The duration of one’s journey to work, as well as how they get there, reflects both quality of life and economic well-being for a region. Longer commute times are often indicative of a spatial mismatch between jobs and housing – a phenomenon that can especially impact low-income households, as their geographic mobility may be limited. Long commute times can also result from high housing costs, poorly planned transportation networks, and local regulatory policies such as exclusionary zoning.
How do we compare?
In 2022, 72.0% of residents in the Tucson MSA reported driving alone as their primary means of transportation to work. This ranked Tucson seventh among 12 western MSAs, of which the Portland MSA ranked first, with the lowest percentage of commuters driving alone at 64.3%. El Paso ranked last with the highest percentage, at 77.9%.

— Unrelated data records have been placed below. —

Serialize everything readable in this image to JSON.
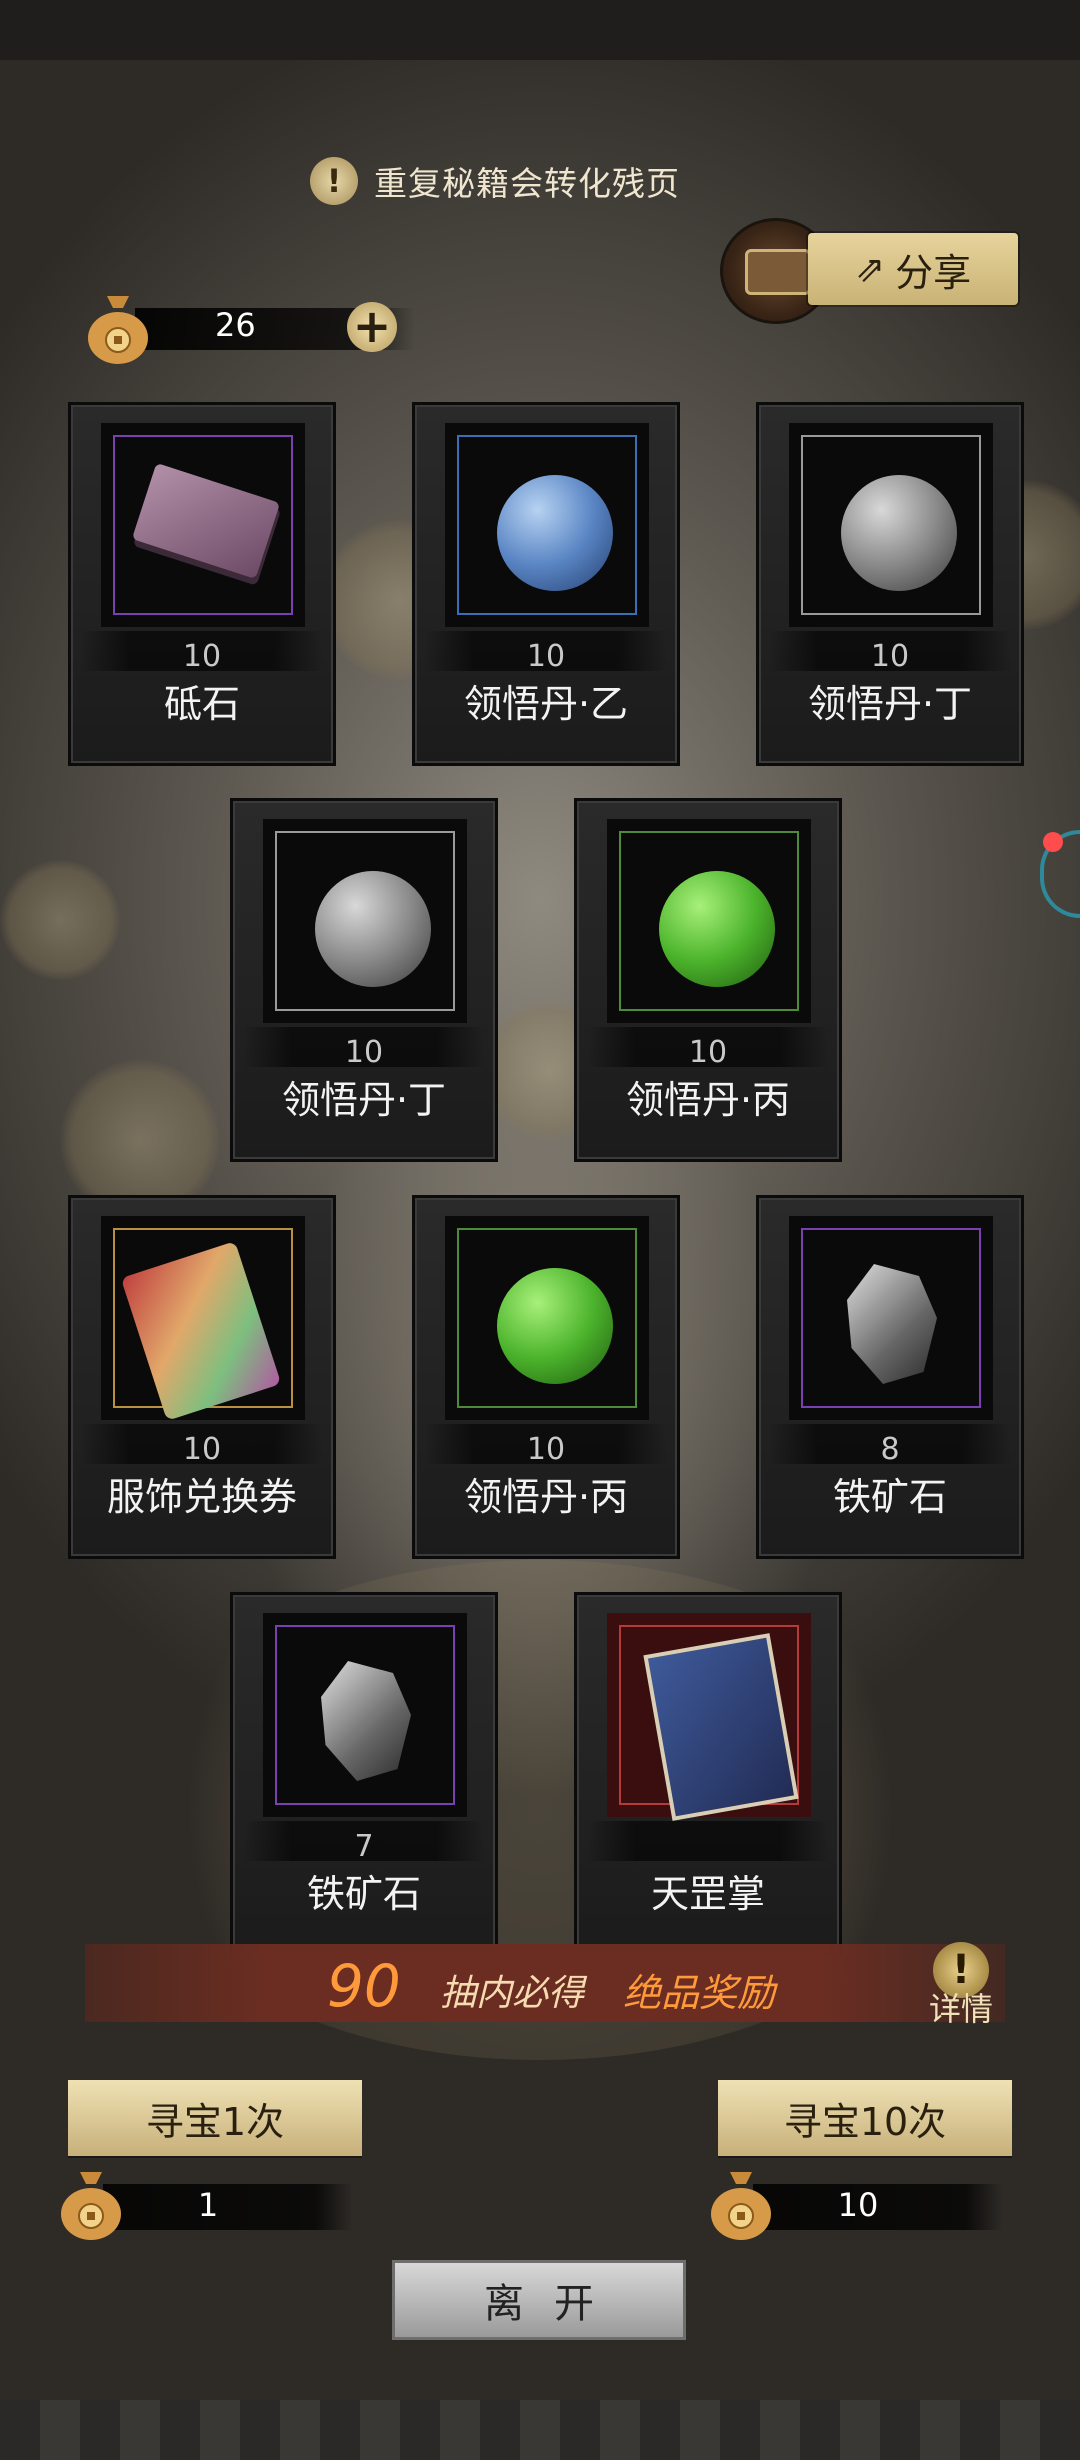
{
  "notice": {
    "text": "重复秘籍会转化残页"
  },
  "share": {
    "label": "分享"
  },
  "currency": {
    "amount": "26"
  },
  "items": [
    {
      "qty": "10",
      "name": "砥石",
      "rarity_color": "#7a3fb0",
      "art": "whetstone"
    },
    {
      "qty": "10",
      "name": "领悟丹·乙",
      "rarity_color": "#3b6fb5",
      "art": "blue-orb"
    },
    {
      "qty": "10",
      "name": "领悟丹·丁",
      "rarity_color": "#9a9a9a",
      "art": "grey-orb"
    },
    {
      "qty": "10",
      "name": "领悟丹·丁",
      "rarity_color": "#9a9a9a",
      "art": "grey-orb"
    },
    {
      "qty": "10",
      "name": "领悟丹·丙",
      "rarity_color": "#4f8a3a",
      "art": "green-orb"
    },
    {
      "qty": "10",
      "name": "服饰兑换券",
      "rarity_color": "#b89040",
      "art": "costume-ticket"
    },
    {
      "qty": "10",
      "name": "领悟丹·丙",
      "rarity_color": "#4f8a3a",
      "art": "green-orb"
    },
    {
      "qty": "8",
      "name": "铁矿石",
      "rarity_color": "#7a3fb0",
      "art": "iron-ore"
    },
    {
      "qty": "7",
      "name": "铁矿石",
      "rarity_color": "#7a3fb0",
      "art": "iron-ore"
    },
    {
      "qty": "",
      "name": "天罡掌",
      "rarity_color": "#b53a3a",
      "art": "manual-book"
    }
  ],
  "banner": {
    "count": "90",
    "text1": "抽内必得",
    "text2": "绝品奖励",
    "detail_label": "详情"
  },
  "draw_once": {
    "label": "寻宝1次",
    "cost": "1"
  },
  "draw_ten": {
    "label": "寻宝10次",
    "cost": "10"
  },
  "leave": {
    "label": "离开"
  }
}
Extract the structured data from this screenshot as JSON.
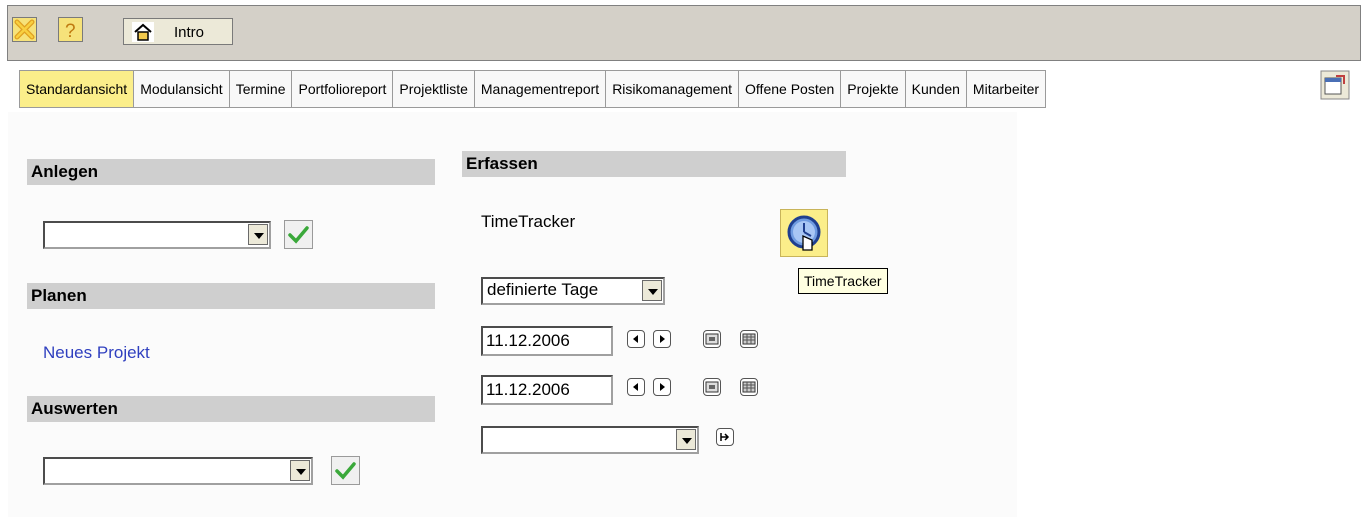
{
  "toolbar": {
    "close_icon": "close-x-icon",
    "help_icon": "question-icon",
    "home_icon": "house-icon",
    "intro_label": "Intro"
  },
  "tabs": [
    {
      "label": "Standardansicht",
      "active": true
    },
    {
      "label": "Modulansicht",
      "active": false
    },
    {
      "label": "Termine",
      "active": false
    },
    {
      "label": "Portfolioreport",
      "active": false
    },
    {
      "label": "Projektliste",
      "active": false
    },
    {
      "label": "Managementreport",
      "active": false
    },
    {
      "label": "Risikomanagement",
      "active": false
    },
    {
      "label": "Offene Posten",
      "active": false
    },
    {
      "label": "Projekte",
      "active": false
    },
    {
      "label": "Kunden",
      "active": false
    },
    {
      "label": "Mitarbeiter",
      "active": false
    }
  ],
  "left": {
    "anlegen": {
      "title": "Anlegen",
      "select_value": ""
    },
    "planen": {
      "title": "Planen",
      "link": "Neues Projekt"
    },
    "auswerten": {
      "title": "Auswerten",
      "select_value": ""
    }
  },
  "erfassen": {
    "title": "Erfassen",
    "timetracker_label": "TimeTracker",
    "tooltip": "TimeTracker",
    "range_select": "definierte Tage",
    "date_from": "11.12.2006",
    "date_to": "11.12.2006",
    "extra_select": ""
  },
  "colors": {
    "active_tab": "#fbee8a",
    "section_bar": "#cfcfcf",
    "link": "#2f3fbf",
    "check": "#3aa83a"
  }
}
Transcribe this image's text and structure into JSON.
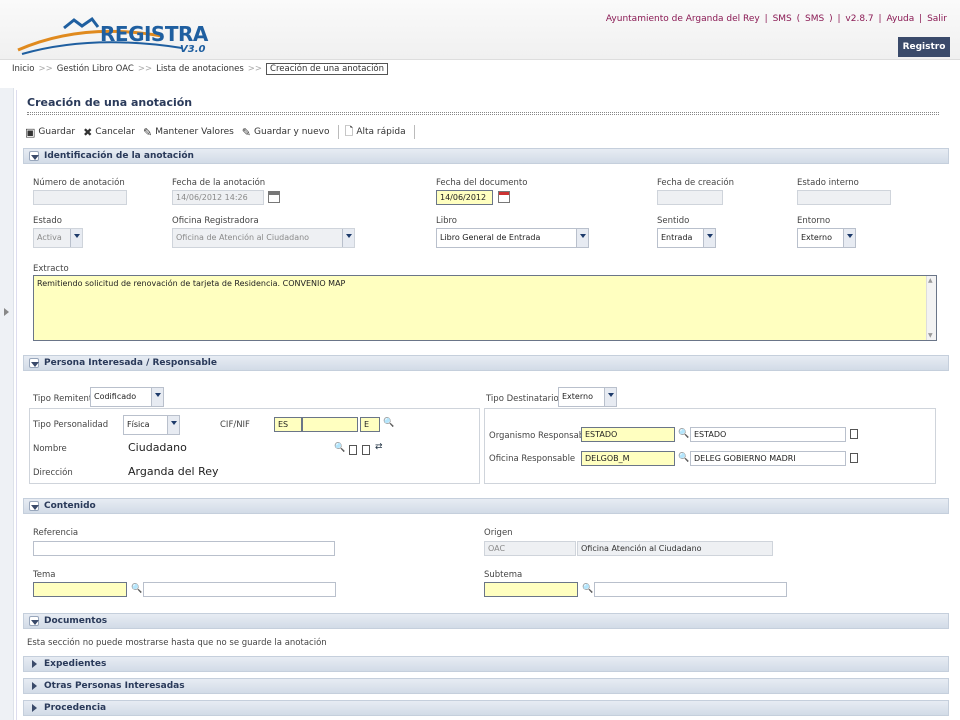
{
  "header": {
    "logo_text": "REGISTRA",
    "logo_version": "V3.0",
    "links": [
      "Ayuntamiento de Arganda del Rey",
      "|",
      "SMS",
      "(",
      "SMS",
      ")",
      "|",
      "v2.8.7",
      "|",
      "Ayuda",
      "|",
      "Salir"
    ],
    "registro_button": "Registro"
  },
  "breadcrumb": {
    "items": [
      "Inicio",
      "Gestión Libro OAC",
      "Lista de anotaciones"
    ],
    "separator": ">>",
    "current": "Creación de una anotación"
  },
  "page_title": "Creación de una anotación",
  "toolbar": {
    "guardar": "Guardar",
    "cancelar": "Cancelar",
    "mantener": "Mantener Valores",
    "guardar_nuevo": "Guardar y nuevo",
    "alta_rapida": "Alta rápida"
  },
  "identificacion": {
    "header": "Identificación de la anotación",
    "numero_label": "Número de anotación",
    "numero_value": "",
    "fecha_anotacion_label": "Fecha de la anotación",
    "fecha_anotacion_value": "14/06/2012 14:26",
    "fecha_documento_label": "Fecha del documento",
    "fecha_documento_value": "14/06/2012",
    "fecha_creacion_label": "Fecha de creación",
    "fecha_creacion_value": "",
    "estado_interno_label": "Estado interno",
    "estado_interno_value": "",
    "estado_label": "Estado",
    "estado_value": "Activa",
    "oficina_label": "Oficina Registradora",
    "oficina_value": "Oficina de Atención al Ciudadano",
    "libro_label": "Libro",
    "libro_value": "Libro General de Entrada",
    "sentido_label": "Sentido",
    "sentido_value": "Entrada",
    "entorno_label": "Entorno",
    "entorno_value": "Externo",
    "extracto_label": "Extracto",
    "extracto_value": "Remitiendo solicitud de renovación de tarjeta de Residencia. CONVENIO MAP"
  },
  "persona": {
    "header": "Persona Interesada / Responsable",
    "tipo_remitente_label": "Tipo Remitente",
    "tipo_remitente_value": "Codificado",
    "tipo_destinatario_label": "Tipo Destinatario/a",
    "tipo_destinatario_value": "Externo",
    "tipo_personalidad_label": "Tipo Personalidad",
    "tipo_personalidad_value": "Física",
    "cif_label": "CIF/NIF",
    "cif_prefix": "ES",
    "cif_value": "",
    "cif_letter": "E",
    "nombre_label": "Nombre",
    "nombre_value": "Ciudadano",
    "direccion_label": "Dirección",
    "direccion_value": "Arganda del Rey",
    "organismo_label": "Organismo Responsable",
    "organismo_code": "ESTADO",
    "organismo_name": "ESTADO",
    "oficina_resp_label": "Oficina Responsable",
    "oficina_resp_code": "DELGOB_M",
    "oficina_resp_name": "DELEG GOBIERNO MADRI"
  },
  "contenido": {
    "header": "Contenido",
    "referencia_label": "Referencia",
    "referencia_value": "",
    "origen_label": "Origen",
    "origen_code": "OAC",
    "origen_name": "Oficina Atención al Ciudadano",
    "tema_label": "Tema",
    "subtema_label": "Subtema"
  },
  "documentos": {
    "header": "Documentos",
    "note": "Esta sección no puede mostrarse hasta que no se guarde la anotación"
  },
  "collapsed_sections": [
    "Expedientes",
    "Otras Personas Interesadas",
    "Procedencia"
  ]
}
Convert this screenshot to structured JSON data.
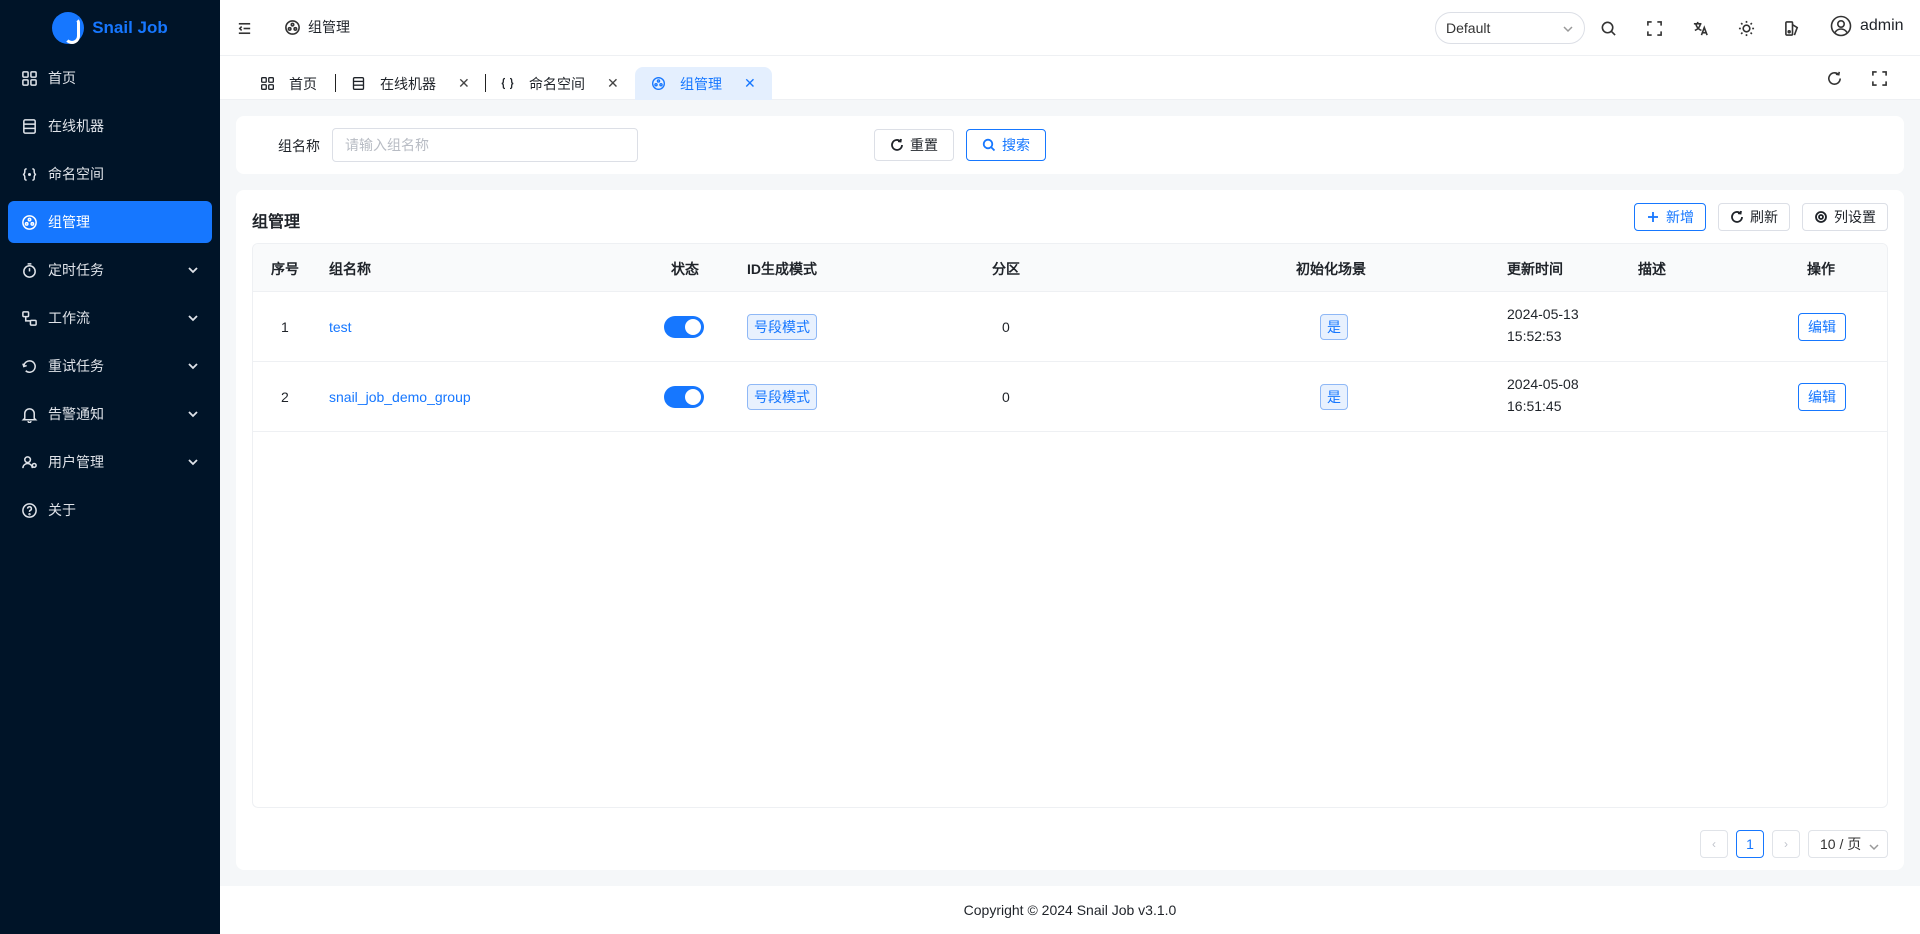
{
  "app": {
    "name": "Snail Job"
  },
  "sidebar": {
    "items": [
      {
        "label": "首页",
        "icon": "dashboard-icon"
      },
      {
        "label": "在线机器",
        "icon": "server-icon"
      },
      {
        "label": "命名空间",
        "icon": "braces-icon"
      },
      {
        "label": "组管理",
        "icon": "group-icon",
        "active": true
      },
      {
        "label": "定时任务",
        "icon": "timer-icon",
        "expandable": true
      },
      {
        "label": "工作流",
        "icon": "workflow-icon",
        "expandable": true
      },
      {
        "label": "重试任务",
        "icon": "retry-icon",
        "expandable": true
      },
      {
        "label": "告警通知",
        "icon": "bell-icon",
        "expandable": true
      },
      {
        "label": "用户管理",
        "icon": "users-icon",
        "expandable": true
      },
      {
        "label": "关于",
        "icon": "help-icon"
      }
    ]
  },
  "header": {
    "breadcrumb": "组管理",
    "theme_select": "Default",
    "user": "admin"
  },
  "tabs": [
    {
      "label": "首页"
    },
    {
      "label": "在线机器"
    },
    {
      "label": "命名空间"
    },
    {
      "label": "组管理",
      "active": true
    }
  ],
  "search": {
    "label": "组名称",
    "placeholder": "请输入组名称",
    "reset_label": "重置",
    "search_label": "搜索"
  },
  "table_card": {
    "title": "组管理",
    "add_label": "新增",
    "refresh_label": "刷新",
    "columns_label": "列设置"
  },
  "table": {
    "columns": [
      "序号",
      "组名称",
      "状态",
      "ID生成模式",
      "分区",
      "初始化场景",
      "更新时间",
      "描述",
      "操作"
    ],
    "rows": [
      {
        "index": "1",
        "name": "test",
        "status": true,
        "id_mode": "号段模式",
        "partition": "0",
        "init_scene": "是",
        "updated_date": "2024-05-13",
        "updated_time": "15:52:53",
        "description": "",
        "action": "编辑"
      },
      {
        "index": "2",
        "name": "snail_job_demo_group",
        "status": true,
        "id_mode": "号段模式",
        "partition": "0",
        "init_scene": "是",
        "updated_date": "2024-05-08",
        "updated_time": "16:51:45",
        "description": "",
        "action": "编辑"
      }
    ]
  },
  "pagination": {
    "current_page": "1",
    "page_size": "10 / 页"
  },
  "footer": {
    "copyright": "Copyright © 2024 Snail Job v3.1.0"
  },
  "colors": {
    "primary": "#1677ff",
    "sidebar_bg": "#001428"
  }
}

The Tucson MSA posted a rate of 1.1% of commuters bicycling to work in 2022, outperforming Arizona and the U.S. by 0.5 and 0.6 percentage points, respectively. Driving alone accounted for more than 70.0% of commuters in Tucson, the state of Arizona, and the U.S. The state posted a higher rate of commuters by carpool than Tucson or the U.S., at 10.0%. Tucson and Arizona were behind the U.S. in the percentage of commuters walking to work, at 2.0% and 1.7%, respectively, in comparison to 2.4% for the nation.
What are the key trends?
The percentage of commuters driving alone decreased across Tucson, Arizona, and the U.S. since 2015. This is likely due to more individuals working from home due to the pandemic.
In 2022, the mean commute time for the Tucson MSA was 24.5 minutes, slightly shorter than the statewide average for Arizona at 25.5 minutes. Both Tucson and Arizona enjoy shorter commute times than the national average of 26.7 minutes. Commute times in Tucson and Arizona have seen little change since 2000.
How is it measured?
Transportation-to-work data are from the U.S. Census Bureau’s American Community Survey (ACS) five-year estimates. The ACS is a nationwide rolling sample survey that produces one-year and five-year estimates on demographic, social, housing, and economic measures. Note that the ACS five-year estimates are produced over a five-year time period and can only be compared to non-overlapping five-year estimates (for example 2005-2009 and 2010-2014). Data used include the percent of total travelers to work, by mode of transportation: drove alone, carpooled, public transportation, walked, bicycle, taxi or other, and worked at home.